4. Trust your remote employees
This should go without saying. Many leaders are still coming around to the idea that remote work does not mean less work. The Harvard Business Review conducted a study with that found that when employees were able to work remotely, they completed 13.5% more calls from home, saved the company $1,900 per employee over nine months, and on top of that their job satisfaction increased.
The many myths around remote work have since been debunked: remote workers are more productive, happier, and cost less than traditional office workers. When 3,000+ global employees were asked their primary reason for working remote, the top response was productivity and focus.
5. Check in with regular career growth conversations
Remote workers can feel out of the loop with career growth conversations. Imagine your colleague trying to have a conversation about compensation with his remote manager, and their connection is slow. Their audio is breaking up the whole time while he tries to discuss why he deserves more money. Needless to say, these circumstances aren’t ideal.
Remote managers can have an unintentional bias to prioritize those they work with most closely, and thus might be more prone to having career conversations with those they most often communicate with. If you are a remote manager, make sure you regularly check in on your team’s growth and progress toward goals (and check your connection before you start the conversation).
6. Use calendars and keep them up-to-date
One major issue for remote folks is not knowing where team members or managers are at a given time, if they’re working, or offline, and why they aren’t responding to Slack or email. As a courtesy to your team, make sure your calendar is up-to-date.

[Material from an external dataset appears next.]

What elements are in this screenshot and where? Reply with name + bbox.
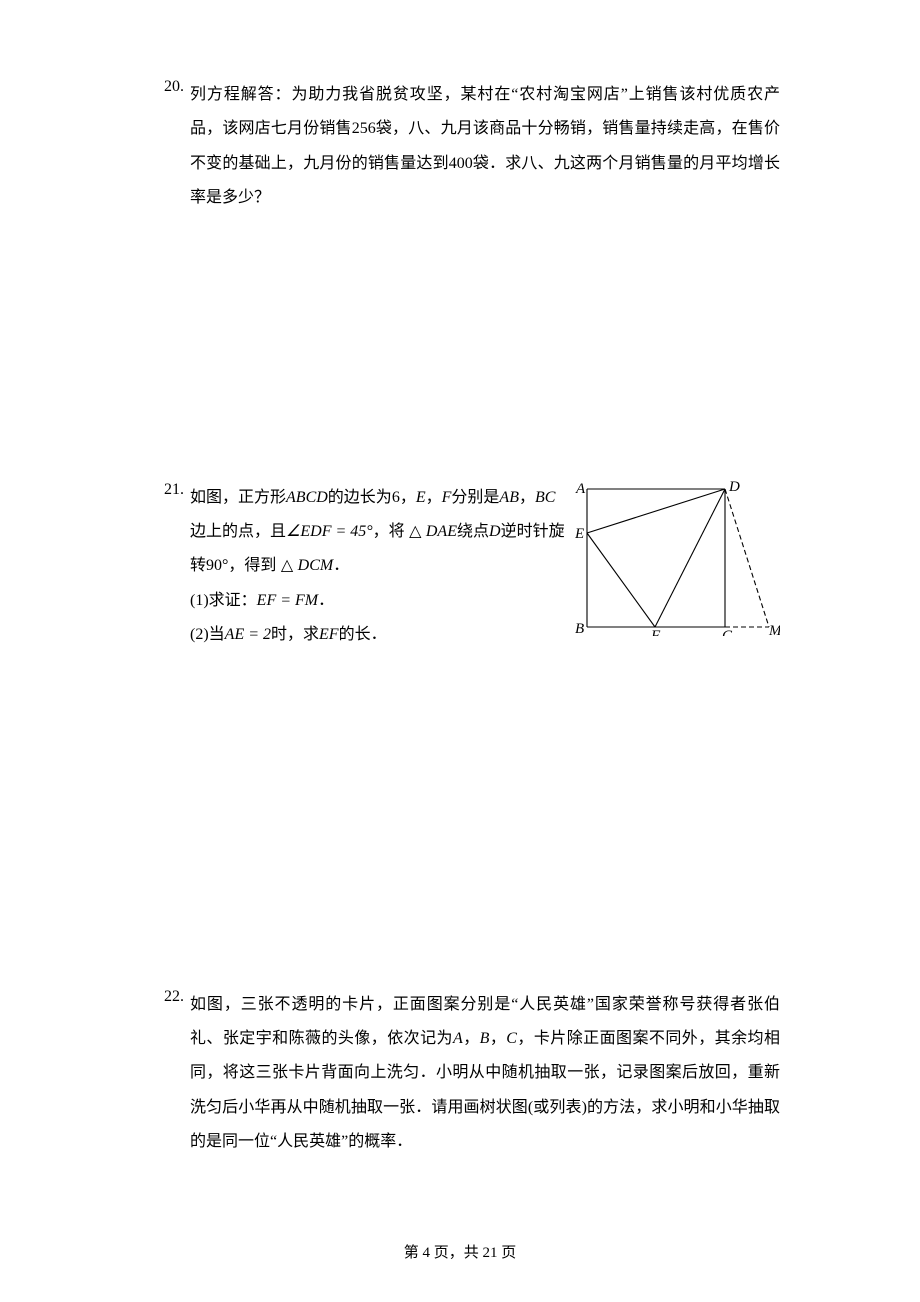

Even if you are going to be away from your computer for lunch, make sure to share that so your team members can quickly see that you’re busy and that you’ll get back to them later in the day.
Benefits of virtual teams
Managing a virtual team can be an immensely rewarding experience but it can also have benefits that help the organization as a whole.
Increased productivity. Virtual team members can save time and money when they work from home. No commute and no monthly commuter fee.
Larger talent pool: Not being confined to just local talent can open the doors to add the most experienced people to the team.
Better personal flexibility. Remote workers can set their own schedule and work when it’s best for them.
Decrease in office costs. Remote workers don’t need to utilize office space, allowing organizations to use and pay for a smaller and less expensive space that accommodates in-office employees.
A longer work day. Because remote employees can be located internationally and work in different timezones, companies can operate on a 24-hour schedule rather than a 12-hour schedule.
Challenges of virtual teams
While working on a virtual team definitely has its benefits, there are a fair amount of setbacks that managers will need to be aware of going forward.
Poor communication. When you can only converse with colleagues over video conferencing apps and slack, it can be hard to understand their tone. Even over video, it’s a challenge to pick up on body language and facial expressions.
Technology issues. If remote employees are having problems connecting to the internet, it can slow the entire team’s progress until the issue is resolved.
Lack of management. If a manager becomes relaxed in their management style, employees can find it difficult to communicate effectively. If the manager isn’t constantly checking in, the team member may find it difficult to reach out if they have a problem.
One of the biggest challenges for distributed teams is building team culture. When your team isn’t able to go for drinks after work, have lunch together, or engage in office chit-chat, it makes team building activities more of a concerted effort. Virtual teams require purposeful and deliberate team building, which comes from the top down.
As a virtual team manager, it is your responsibility to make sure that your team doesn’t become totally isolated in their remote work environment. For hybrid workers, impromptu video meetings can help to engage with colleagues around the country in a way that feels natural and parallels bouncing ideas off of coworkers in the office.